Ich reise normalerweise mit einem Minibus. Die Crew fährt mit einem großen Nightliner. Ich liebe diese Dinger. Vor ein paar Jahren habe ich zu meinem Geburtstag ein paar Freunde aus Irland eingeladen. Ich habe ihnen nur gesagt, sie sollen ihre Koffer für eine Reise ins Ausland packen und ihren Ausweis mitbringen. Also habe ich ein Flugzeug gemietet und bin mit ihnen nach Deutschland geflogen. Wir waren dann mit dem Nightliner in Köln und in Baden-Baden und vielen anderen Orten, die sie nicht erwartet hätten. Das war ein großer Spaß. Ich kannte in all diesen Städten auch die besten Restaurants.

Welche sind denn Ihre Lieblingsrestaurants in Berlin?

Ich gehe oft am Gendarmenmarkt essen. „Lutter & Wegner“ ist ein tolles Restaurant. Gestern war ich in der „Brasserie“. Ich meide die sehr teuren Restaurants, das ist Geldverschwendung. Man kriegt dort immer nur so winzige Portionen. Und ich bin Wein-Sammler. Deshalb schaue ich zuerst auf die Weinkarte. Wenn die Preise verrückt sind, ist das kein gutes Zeichen.

Erinnern Sie sich noch an alle Songs, die Sie jemals geschrieben haben?
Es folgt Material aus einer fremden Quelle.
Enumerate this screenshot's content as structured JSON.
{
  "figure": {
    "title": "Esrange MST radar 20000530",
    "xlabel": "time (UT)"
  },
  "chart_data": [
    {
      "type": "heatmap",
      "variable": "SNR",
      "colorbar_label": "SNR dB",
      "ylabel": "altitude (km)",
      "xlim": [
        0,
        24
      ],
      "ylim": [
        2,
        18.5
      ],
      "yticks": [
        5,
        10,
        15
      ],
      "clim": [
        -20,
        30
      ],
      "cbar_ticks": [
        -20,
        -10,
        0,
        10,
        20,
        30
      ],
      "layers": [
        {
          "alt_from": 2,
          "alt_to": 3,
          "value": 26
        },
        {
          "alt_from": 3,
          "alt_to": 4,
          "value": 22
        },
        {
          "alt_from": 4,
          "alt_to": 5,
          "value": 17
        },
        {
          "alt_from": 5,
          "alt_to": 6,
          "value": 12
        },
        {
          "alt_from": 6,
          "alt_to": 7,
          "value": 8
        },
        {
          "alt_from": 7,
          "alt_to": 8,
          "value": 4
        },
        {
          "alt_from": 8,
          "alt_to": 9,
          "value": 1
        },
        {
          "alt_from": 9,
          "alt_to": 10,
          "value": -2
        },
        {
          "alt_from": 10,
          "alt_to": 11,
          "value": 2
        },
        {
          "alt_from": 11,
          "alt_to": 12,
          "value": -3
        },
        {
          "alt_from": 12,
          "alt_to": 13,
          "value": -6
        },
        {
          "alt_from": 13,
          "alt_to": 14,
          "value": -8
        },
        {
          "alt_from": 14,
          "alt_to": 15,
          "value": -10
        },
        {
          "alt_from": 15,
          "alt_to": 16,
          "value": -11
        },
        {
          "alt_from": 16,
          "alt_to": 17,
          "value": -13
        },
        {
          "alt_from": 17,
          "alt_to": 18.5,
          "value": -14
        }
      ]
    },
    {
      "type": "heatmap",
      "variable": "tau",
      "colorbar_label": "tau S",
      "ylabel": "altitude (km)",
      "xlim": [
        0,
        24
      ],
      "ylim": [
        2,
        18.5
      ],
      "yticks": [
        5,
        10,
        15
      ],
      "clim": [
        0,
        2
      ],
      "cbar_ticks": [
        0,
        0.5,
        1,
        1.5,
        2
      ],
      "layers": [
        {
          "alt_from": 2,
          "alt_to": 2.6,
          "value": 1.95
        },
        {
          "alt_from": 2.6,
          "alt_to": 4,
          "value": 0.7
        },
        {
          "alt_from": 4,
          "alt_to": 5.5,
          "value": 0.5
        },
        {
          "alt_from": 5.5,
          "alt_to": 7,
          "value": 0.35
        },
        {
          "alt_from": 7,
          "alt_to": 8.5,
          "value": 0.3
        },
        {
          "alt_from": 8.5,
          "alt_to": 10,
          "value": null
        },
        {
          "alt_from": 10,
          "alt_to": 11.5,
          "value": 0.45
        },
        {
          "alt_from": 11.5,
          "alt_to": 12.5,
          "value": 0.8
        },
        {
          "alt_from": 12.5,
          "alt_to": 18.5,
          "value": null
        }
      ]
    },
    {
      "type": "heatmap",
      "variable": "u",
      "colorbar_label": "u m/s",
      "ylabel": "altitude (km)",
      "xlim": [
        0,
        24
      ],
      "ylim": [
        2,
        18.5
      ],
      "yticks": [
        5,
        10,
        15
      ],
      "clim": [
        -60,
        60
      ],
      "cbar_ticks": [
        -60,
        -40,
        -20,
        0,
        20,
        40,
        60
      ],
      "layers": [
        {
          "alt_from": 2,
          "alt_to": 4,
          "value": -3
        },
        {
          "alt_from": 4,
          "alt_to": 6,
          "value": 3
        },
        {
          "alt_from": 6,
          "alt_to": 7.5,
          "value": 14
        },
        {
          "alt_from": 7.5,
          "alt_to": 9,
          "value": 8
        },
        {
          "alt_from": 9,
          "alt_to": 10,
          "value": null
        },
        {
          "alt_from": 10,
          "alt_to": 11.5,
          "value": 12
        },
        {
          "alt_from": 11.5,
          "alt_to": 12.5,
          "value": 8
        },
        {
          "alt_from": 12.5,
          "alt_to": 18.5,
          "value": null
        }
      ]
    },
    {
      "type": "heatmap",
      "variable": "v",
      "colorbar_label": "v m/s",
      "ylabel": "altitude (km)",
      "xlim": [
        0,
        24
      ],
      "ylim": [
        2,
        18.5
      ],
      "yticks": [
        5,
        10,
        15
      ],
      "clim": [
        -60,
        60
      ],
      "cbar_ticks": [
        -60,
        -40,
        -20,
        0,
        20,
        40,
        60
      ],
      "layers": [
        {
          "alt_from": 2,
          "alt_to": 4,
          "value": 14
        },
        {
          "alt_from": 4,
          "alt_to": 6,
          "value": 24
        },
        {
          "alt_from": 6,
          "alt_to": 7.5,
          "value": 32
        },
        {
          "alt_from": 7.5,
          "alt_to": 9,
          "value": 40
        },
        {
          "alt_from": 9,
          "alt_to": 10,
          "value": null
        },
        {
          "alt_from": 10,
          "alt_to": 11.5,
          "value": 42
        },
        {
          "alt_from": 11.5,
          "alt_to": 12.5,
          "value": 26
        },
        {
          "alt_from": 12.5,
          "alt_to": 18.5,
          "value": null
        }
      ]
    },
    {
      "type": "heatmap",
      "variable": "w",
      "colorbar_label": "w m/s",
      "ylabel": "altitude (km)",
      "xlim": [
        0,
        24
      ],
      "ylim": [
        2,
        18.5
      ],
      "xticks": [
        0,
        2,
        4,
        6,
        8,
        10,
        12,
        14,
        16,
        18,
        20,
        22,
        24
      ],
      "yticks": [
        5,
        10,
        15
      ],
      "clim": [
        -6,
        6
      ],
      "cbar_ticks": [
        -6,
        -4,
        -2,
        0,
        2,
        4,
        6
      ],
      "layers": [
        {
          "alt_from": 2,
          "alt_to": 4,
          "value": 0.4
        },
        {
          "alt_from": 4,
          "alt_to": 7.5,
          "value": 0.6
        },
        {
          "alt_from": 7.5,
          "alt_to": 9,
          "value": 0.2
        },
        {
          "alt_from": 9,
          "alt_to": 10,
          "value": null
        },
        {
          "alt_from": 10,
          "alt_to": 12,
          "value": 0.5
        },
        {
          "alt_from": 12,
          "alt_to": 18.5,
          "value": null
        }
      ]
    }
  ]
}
Ich erinnere mich zumindest an alle Titel. Aber wenn ich einen Song von ganz früher singen sollte, wäre das schon schwieriger. Es sind schließlich etwa 280 Stück. Und das sind nur die, die es auf eine Platte geschafft haben.

Wie fühlt es sich heute an, wenn Sie ein neues Album veröffentlichen? Sind Sie noch aufgeregt?

Nein, aber ich erinnere mich daran, wie ich früher am Veröffentlichungstag am Telefon saß und auf Anrufe gewartet habe. Ich dachte, es müsste ein Feuerwerk und Flugzeuge mit Bannern geben, aber natürlich ist nichts dergleichen passiert. Die Platte ist einfach nur in den Verkauf gegangen. Aber es interessiert mich natürlich auch heute, was die Leute denken. Die jüngere Generation hat großes Glück, dass es jetzt Dinge wie Facebook gibt. Dort kann man die Reaktionen unmittelbar sehen. Wenn ich früher ein Konzert gespielt habe, fand es ein Kritiker super und der andere furchtbar. Ich habe mich immer gefragt, wie das sein kann, wenn beide in der gleichen Show waren. Also lese ich das nicht mehr. Auf Facebook hingegen sind die Leute, die wirklich die Platte gekauft und für die Tickets bezahlt haben. Und die haben das Recht zu sagen: Ich mochte das Konzert oder ich mochte es nicht. Und das ist alles, was für mich zählt.

Ich habe mir Ihr neues Album auf Spotify angehört. Sie gehen also mit der Zeit und nutzen die neuen Medien?

Ich finde das einen großen Vorteil. Ich habe zum Beispiel bei Whatsapp einen Gruppenchat mit meiner Familie. So weiß ich immer, was bei jedem los ist, auch, wenn ich unterwegs bin. Wenn ich früher mit meinen Eltern telefonieren wollte, musste ich erst Kleingeld für die Telefonzelle sammeln und konnte dann ein- oder zweimal im Monat anrufen oder einen Brief schreiben. Heute ist alles viel unmittelbarer. Das ist eine tolle Möglichkeit, um in Kontakt zu bleiben.

Können Sie es glauben, dass Sie wirklich schon 40 Jahre im Geschäft sind?

Nein, es ist unglaublich. Aber es hat Spaß gemacht. Auch, wenn das Musikbusiness oft sehr hart ist. In den ersten zwölf Jahren habe ich eigentlich überhaupt kein Geld verdient.